Он протягивает красные бумажки. Сережа улыбается ему одними глазами: эх, Андрон, путаный человек, спасибо тебе, а вслух говорит:
– Теперь уж не надо. Теперь я сам должен.
Краешком глаза Сережа видит, как встает с крайних стульев Вероника Макаровна, как крадется на цыпочках к двери, хотя сейчас ведь перерыв и можно ходить смело. За ней выходит Никодим. Сережа смотрит им вслед с усмешкой, оба они кажутся ему какими-то неудачниками, что ли. Ему даже жалко их – учительницу, ковыляющую на тонких каблуках, и серого, невзрачного Никодима.
Судья и ее помощницы возвращаются.
Все встают.
– Именем Российской Советской Федеративной Социалистической Республики, – торжественно произносит судья, – суд приговорил Воробьева Сергея Петровича, одна тысяча девятьсот пятьдесят седьмого года рождения, к одному году лишения свободы.
В Сереже словно лопается какая-то струна. Он даже слышит этот странный, звенящий звук…
– Решил… на основании статьи… Уголовного кодекса наказание считать условным с испытательным сроком…
– Неправильно! – растерянно говорит Андрон. – Дайте лучше мне, старому дураку!
Сережа думает, судья сейчас возмутится, обругает Андрона, но она разводит руками.
Вот и все, думает Сережа, вот и все.
Кончился обман…
Обман кончился… Что теперь?
В тишине всхлипывает бабушка.
– Чего дальше-то! – говорит она. – Может, обратно в училище? Там все же Колька…
– Или в школу? – предлагает Галя.
Сережа сидит, повесив голову. Он чувствует, что-то произошло. И с ним, и с ними. Словно он после приговора судьи внезапно заразился проказой – есть такая неизлечимая болезнь. И его жалеют. Выдумывают срочно глупые лекарства. А он-то, дурак, думал, все будет наоборот. Он сразу поправится. Вылечится от обмана. Засмеется освобожденно, вздохнет легко, побежит бездумно по улице, как когда-то, как прежде…
– Не знаю, – говорит Олег Андреевич и улыбается смущенно, – что и делать. То ли сочувствовать, то ли поздравлять.

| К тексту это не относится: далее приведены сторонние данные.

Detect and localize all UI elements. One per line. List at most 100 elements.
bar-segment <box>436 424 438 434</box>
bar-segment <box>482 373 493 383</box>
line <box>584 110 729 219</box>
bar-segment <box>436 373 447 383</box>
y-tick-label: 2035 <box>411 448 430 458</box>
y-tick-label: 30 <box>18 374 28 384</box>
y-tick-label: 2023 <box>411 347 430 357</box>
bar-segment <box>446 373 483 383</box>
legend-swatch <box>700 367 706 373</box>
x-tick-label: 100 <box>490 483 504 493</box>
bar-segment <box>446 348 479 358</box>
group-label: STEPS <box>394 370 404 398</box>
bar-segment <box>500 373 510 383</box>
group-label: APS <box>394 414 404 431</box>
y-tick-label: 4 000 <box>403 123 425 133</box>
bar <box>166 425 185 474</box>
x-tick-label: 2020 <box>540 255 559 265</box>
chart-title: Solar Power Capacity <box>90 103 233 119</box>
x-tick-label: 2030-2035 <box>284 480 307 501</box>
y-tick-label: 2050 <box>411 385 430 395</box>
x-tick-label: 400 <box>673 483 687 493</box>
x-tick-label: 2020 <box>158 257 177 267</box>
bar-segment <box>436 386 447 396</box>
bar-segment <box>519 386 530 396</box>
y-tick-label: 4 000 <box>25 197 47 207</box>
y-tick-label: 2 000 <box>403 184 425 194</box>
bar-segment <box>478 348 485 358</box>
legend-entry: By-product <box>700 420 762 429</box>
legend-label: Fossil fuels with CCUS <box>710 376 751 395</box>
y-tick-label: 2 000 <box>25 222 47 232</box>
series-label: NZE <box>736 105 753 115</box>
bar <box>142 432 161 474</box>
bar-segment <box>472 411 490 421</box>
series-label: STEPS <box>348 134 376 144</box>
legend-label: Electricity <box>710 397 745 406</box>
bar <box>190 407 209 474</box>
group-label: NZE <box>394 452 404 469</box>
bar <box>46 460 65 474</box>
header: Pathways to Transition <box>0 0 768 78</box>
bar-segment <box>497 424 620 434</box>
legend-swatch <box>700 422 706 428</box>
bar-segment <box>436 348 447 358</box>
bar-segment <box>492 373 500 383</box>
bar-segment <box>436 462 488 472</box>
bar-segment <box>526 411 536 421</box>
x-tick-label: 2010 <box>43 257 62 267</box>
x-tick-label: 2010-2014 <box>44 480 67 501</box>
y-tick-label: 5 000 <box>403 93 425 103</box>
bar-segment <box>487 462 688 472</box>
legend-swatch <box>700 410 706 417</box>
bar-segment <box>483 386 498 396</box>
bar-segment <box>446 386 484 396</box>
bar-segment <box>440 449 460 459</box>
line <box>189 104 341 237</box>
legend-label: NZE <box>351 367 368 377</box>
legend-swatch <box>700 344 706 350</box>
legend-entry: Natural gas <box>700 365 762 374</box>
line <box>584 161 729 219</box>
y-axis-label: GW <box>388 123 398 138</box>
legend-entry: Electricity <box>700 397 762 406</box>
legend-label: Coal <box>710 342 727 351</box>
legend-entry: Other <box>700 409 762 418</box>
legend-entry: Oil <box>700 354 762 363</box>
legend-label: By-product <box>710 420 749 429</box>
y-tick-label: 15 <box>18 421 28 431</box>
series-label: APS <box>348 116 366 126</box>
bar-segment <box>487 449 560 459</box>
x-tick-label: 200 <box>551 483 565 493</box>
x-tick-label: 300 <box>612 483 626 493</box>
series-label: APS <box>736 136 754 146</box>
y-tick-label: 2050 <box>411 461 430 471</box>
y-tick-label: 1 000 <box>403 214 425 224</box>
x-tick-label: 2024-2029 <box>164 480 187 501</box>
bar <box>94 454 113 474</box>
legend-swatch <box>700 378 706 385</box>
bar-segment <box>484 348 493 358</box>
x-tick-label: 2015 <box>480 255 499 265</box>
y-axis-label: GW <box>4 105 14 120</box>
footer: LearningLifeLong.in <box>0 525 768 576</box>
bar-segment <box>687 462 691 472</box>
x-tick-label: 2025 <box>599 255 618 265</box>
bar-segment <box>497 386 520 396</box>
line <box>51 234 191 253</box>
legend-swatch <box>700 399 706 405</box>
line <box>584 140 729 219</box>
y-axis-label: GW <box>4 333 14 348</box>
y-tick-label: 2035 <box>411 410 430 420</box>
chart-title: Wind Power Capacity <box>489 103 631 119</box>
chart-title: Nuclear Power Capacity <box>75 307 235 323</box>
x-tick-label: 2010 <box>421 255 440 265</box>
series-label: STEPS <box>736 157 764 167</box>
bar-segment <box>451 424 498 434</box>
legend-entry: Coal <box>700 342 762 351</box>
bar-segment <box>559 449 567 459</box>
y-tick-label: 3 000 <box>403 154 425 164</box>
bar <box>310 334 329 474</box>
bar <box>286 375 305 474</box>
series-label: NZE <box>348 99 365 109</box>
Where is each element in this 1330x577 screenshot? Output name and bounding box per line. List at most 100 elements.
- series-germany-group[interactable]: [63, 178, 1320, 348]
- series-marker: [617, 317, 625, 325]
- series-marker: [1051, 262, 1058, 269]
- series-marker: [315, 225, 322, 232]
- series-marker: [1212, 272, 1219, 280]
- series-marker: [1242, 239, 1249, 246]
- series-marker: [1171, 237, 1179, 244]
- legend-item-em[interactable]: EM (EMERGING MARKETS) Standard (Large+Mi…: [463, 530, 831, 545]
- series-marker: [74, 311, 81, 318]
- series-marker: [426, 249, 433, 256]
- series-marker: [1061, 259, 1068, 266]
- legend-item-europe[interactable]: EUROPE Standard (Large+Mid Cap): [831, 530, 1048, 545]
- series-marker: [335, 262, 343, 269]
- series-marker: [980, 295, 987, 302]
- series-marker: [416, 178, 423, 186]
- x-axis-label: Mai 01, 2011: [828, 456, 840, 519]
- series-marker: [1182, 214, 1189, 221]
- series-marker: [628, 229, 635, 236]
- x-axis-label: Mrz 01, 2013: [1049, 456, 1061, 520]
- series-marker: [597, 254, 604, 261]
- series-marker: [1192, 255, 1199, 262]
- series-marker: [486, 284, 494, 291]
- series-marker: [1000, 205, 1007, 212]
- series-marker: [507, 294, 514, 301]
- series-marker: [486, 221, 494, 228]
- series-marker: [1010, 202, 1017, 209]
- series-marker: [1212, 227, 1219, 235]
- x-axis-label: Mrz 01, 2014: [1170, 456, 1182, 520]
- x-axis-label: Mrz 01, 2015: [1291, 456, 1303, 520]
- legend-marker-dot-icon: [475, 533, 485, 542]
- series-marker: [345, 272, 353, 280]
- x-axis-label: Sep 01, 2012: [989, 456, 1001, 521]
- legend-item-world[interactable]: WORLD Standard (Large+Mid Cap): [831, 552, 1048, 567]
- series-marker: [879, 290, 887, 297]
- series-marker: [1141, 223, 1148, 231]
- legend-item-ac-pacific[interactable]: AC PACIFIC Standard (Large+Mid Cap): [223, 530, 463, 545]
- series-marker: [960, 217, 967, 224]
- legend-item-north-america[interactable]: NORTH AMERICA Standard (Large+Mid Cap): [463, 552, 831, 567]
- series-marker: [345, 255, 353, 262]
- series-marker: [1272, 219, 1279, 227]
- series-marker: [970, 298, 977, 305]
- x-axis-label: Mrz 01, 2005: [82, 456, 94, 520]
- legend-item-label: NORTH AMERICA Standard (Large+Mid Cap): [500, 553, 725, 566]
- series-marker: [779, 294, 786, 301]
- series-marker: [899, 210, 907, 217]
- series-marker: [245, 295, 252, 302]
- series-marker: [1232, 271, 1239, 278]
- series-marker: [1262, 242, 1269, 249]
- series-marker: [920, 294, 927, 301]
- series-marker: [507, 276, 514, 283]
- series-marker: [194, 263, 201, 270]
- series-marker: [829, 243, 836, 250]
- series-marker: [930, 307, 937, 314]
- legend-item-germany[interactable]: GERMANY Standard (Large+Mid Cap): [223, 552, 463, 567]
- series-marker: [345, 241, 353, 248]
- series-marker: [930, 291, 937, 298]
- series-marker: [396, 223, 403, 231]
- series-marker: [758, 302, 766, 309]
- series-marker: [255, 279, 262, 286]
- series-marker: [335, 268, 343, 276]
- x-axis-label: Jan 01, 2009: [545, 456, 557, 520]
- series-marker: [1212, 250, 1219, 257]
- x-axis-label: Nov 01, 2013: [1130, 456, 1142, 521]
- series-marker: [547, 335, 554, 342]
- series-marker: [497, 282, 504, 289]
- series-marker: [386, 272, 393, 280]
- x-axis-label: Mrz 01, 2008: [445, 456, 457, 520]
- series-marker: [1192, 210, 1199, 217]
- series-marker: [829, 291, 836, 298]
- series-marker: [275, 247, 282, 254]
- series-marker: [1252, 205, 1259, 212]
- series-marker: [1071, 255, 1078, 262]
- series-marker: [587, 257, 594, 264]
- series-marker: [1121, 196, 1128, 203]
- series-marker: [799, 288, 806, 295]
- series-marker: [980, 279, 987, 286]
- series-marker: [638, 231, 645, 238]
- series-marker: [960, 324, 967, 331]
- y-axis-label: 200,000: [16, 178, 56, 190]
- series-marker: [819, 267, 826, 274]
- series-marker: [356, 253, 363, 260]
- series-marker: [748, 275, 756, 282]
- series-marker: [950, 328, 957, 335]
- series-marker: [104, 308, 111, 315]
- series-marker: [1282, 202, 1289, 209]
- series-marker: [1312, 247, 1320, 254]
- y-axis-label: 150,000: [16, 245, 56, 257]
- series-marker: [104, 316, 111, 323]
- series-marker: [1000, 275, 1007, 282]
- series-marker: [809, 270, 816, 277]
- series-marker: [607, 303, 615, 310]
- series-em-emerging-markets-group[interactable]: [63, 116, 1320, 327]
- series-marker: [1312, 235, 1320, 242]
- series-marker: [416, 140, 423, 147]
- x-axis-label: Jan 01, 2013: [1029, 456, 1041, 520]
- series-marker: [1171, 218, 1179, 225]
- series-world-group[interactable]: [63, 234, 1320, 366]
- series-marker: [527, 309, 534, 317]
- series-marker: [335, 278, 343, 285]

Он смотрит на них. Странно все-таки устроены люди. Вот только что друзья ему речку переплыть помогали. И знали, к чему он плывет. А когда доплыл – смущенно молчат. Видно, уж так всегда. Какая бы правда ни была, если за нее осудят, не обрадуешься.
Он поднимается.
– Раз меня осудили условно – это значит поставили условия. Словно в задаче, – задумчиво размышляет Сережа, – даны условия, надо найти ответ. Вот я и не хочу, – он оглядывает всех внимательно, – не хочу, чтобы этот ответ нашли вы. Хочу сам.
Он медленно поворачивается, идет к выходу. Плотно притворяет за собой дверь. Выходит на улицу.
Воздух врывается в него, заполняет легкие, обдувает лицо.
Вместе с ветром летят капли мелкого дождя.
Сережа не отворачивается от него.
Он закрывает глаза и чувствует, как постепенно лицо становится мокрым.
«Вот и все, – думает он. – Теперь надо жить дальше…» В сущности, он только повторяет то, что, всхлипывая, сказала бабушка, но тогда это говорила бабушка. Теперь думает он.
Он думает сам и не хочет, чтобы кто-нибудь думал за него.
Сережа глубоко вздыхает и чувствует на плече тяжелую руку.